My 24 year old daughter just tested positive for HPV. We have an appt with her GYN on Monday, but I need to know what questions to ask. She tested negative in January 2009 and has only had one partner since then. Does this mean he could be the one who infected her? Also, do the labs automatically do the DNA testing to find out what strain of HPV she carries? Should this be something we ask for? The doctor told her she wants to go in and look around since the test was positive. I read where most of the time your body fights off the infection and it should be a "wait and see" situation. How do you know when to proceed with a colposcopy or a LEEP? I want to make sure her doctor is appropriately conservative. Please, please give us some guidance. I would also like to know if getting the HPV shots series after this diagnosis would still be beneficial to her. Thank you.
Hi and thanks for posting. HPV is very, very common in young women under age 30, so your daughter's positive HPV test isn't surprising. Women in this age group do tend to clear the infection very fast, so conservative management is often indicated. It isn't clear if you daughter has had an abnormal Pap test: HPV tests are usually done with women under age 30 when there is a borderline or unclear Pap test. With an abnormal Pap and a subsequent positive HPV test, professional guidelines would normally recommend a referral to colposcopy, with management from that point depending on the result.
In women 30 and older who have normal Paps but a positive HPV test...they usually repeat both tests in 12 months and send her to colposcopy if the HPV test is positive. With a woman under 30 in this scenario, though, I don't know what the protocol would be, so it's best referred back to the healthcare provider.

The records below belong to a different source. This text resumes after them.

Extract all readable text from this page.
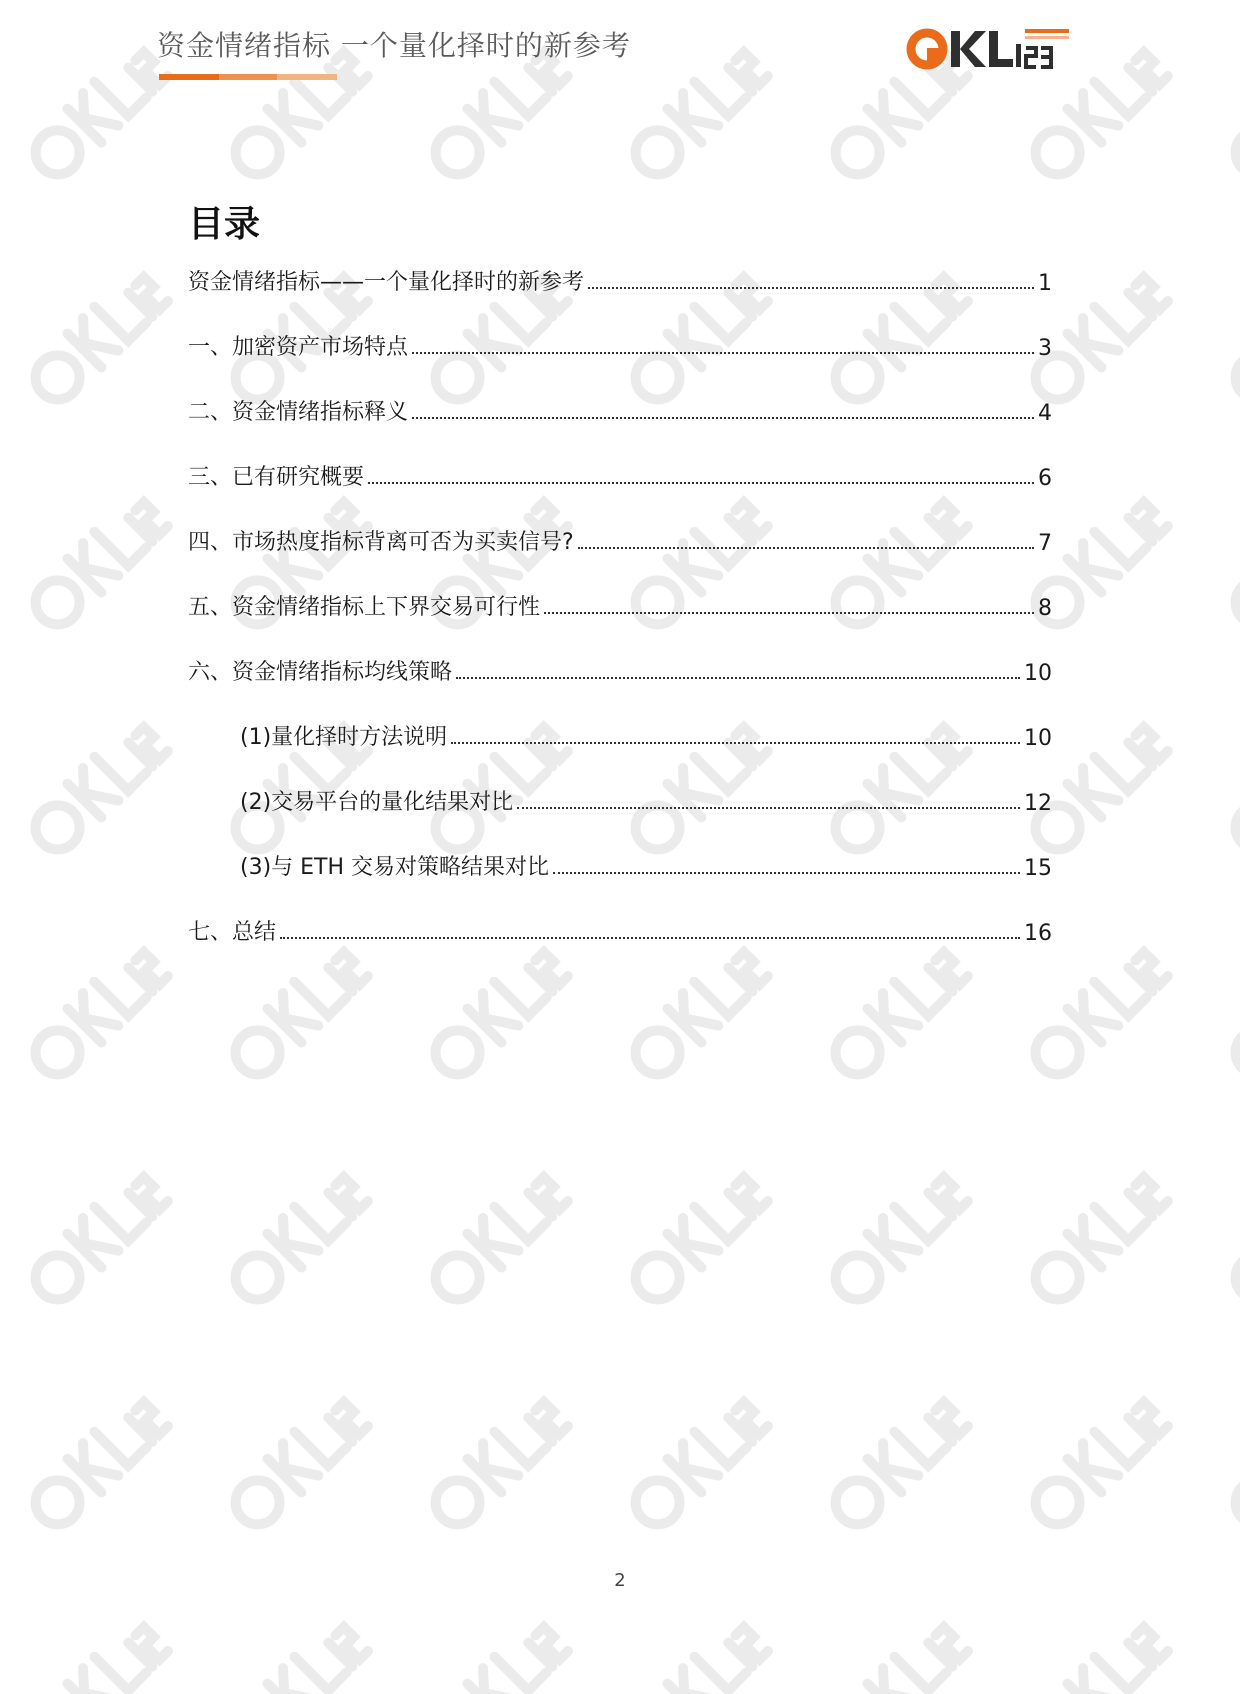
资金情绪指标 一个量化择时的新参考
目录
资金情绪指标——一个量化择时的新参考	1
一、加密资产市场特点	3
二、资金情绪指标释义	4
三、已有研究概要	6
四、市场热度指标背离可否为买卖信号?	7
五、资金情绪指标上下界交易可行性	8
六、资金情绪指标均线策略	10
(1)量化择时方法说明	10
(2)交易平台的量化结果对比	12
(3)与 ETH 交易对策略结果对比	15
七、总结	16
2
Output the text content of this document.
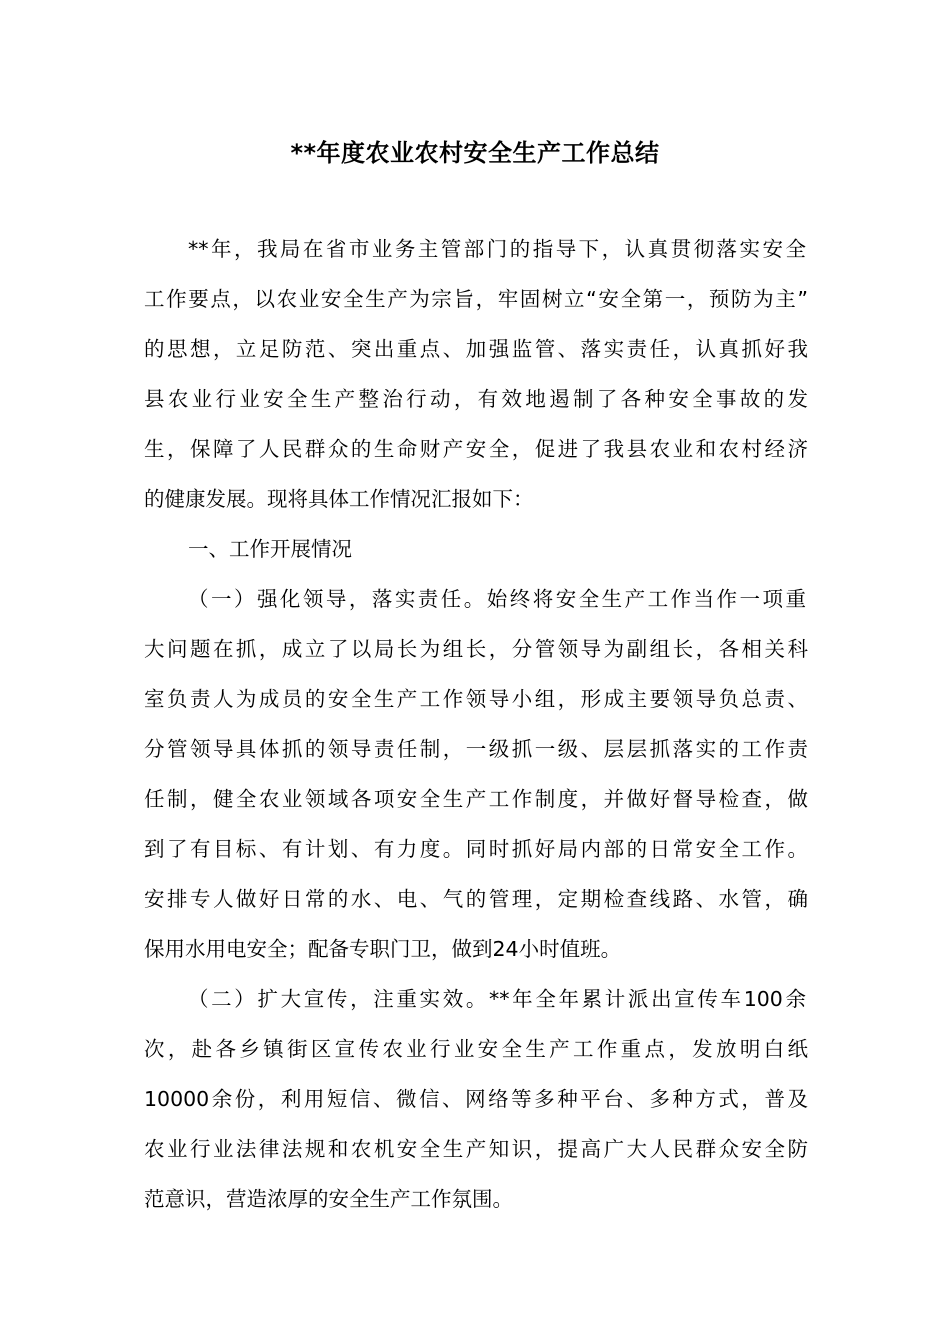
**年度农业农村安全生产工作总结
**年，我局在省市业务主管部门的指导下，认真贯彻落实安全
工作要点，以农业安全生产为宗旨，牢固树立“安全第一，预防为主”
的思想，立足防范、突出重点、加强监管、落实责任，认真抓好我
县农业行业安全生产整治行动，有效地遏制了各种安全事故的发
生，保障了人民群众的生命财产安全，促进了我县农业和农村经济
的健康发展。现将具体工作情况汇报如下：
一、工作开展情况
（一）强化领导，落实责任。始终将安全生产工作当作一项重
大问题在抓，成立了以局长为组长，分管领导为副组长，各相关科
室负责人为成员的安全生产工作领导小组，形成主要领导负总责、
分管领导具体抓的领导责任制，一级抓一级、层层抓落实的工作责
任制，健全农业领域各项安全生产工作制度，并做好督导检查，做
到了有目标、有计划、有力度。同时抓好局内部的日常安全工作。
安排专人做好日常的水、电、气的管理，定期检查线路、水管，确
保用水用电安全；配备专职门卫，做到24小时值班。
（二）扩大宣传，注重实效。**年全年累计派出宣传车100余
次，赴各乡镇街区宣传农业行业安全生产工作重点，发放明白纸
10000余份，利用短信、微信、网络等多种平台、多种方式，普及
农业行业法律法规和农机安全生产知识，提高广大人民群众安全防
范意识，营造浓厚的安全生产工作氛围。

HPV testing most often doesn't try and identify exactly which specific genotype (sometimes referred to as "strain") of the virus a woman might have, usually focusing instead on whether or not a "high risk" type is present. There is a newer test approved for clinical use that can tell if a woman is positive for HPV 16 or HPV 18, respectively, the types most often associated with cervical cancer but here again, its best use is in women 30 and over.
Hard to say how long she may have had HPV, as tests don't measure that.
Please follow-up and let us know how your daughter is doing, and if you (or she) have additional questions.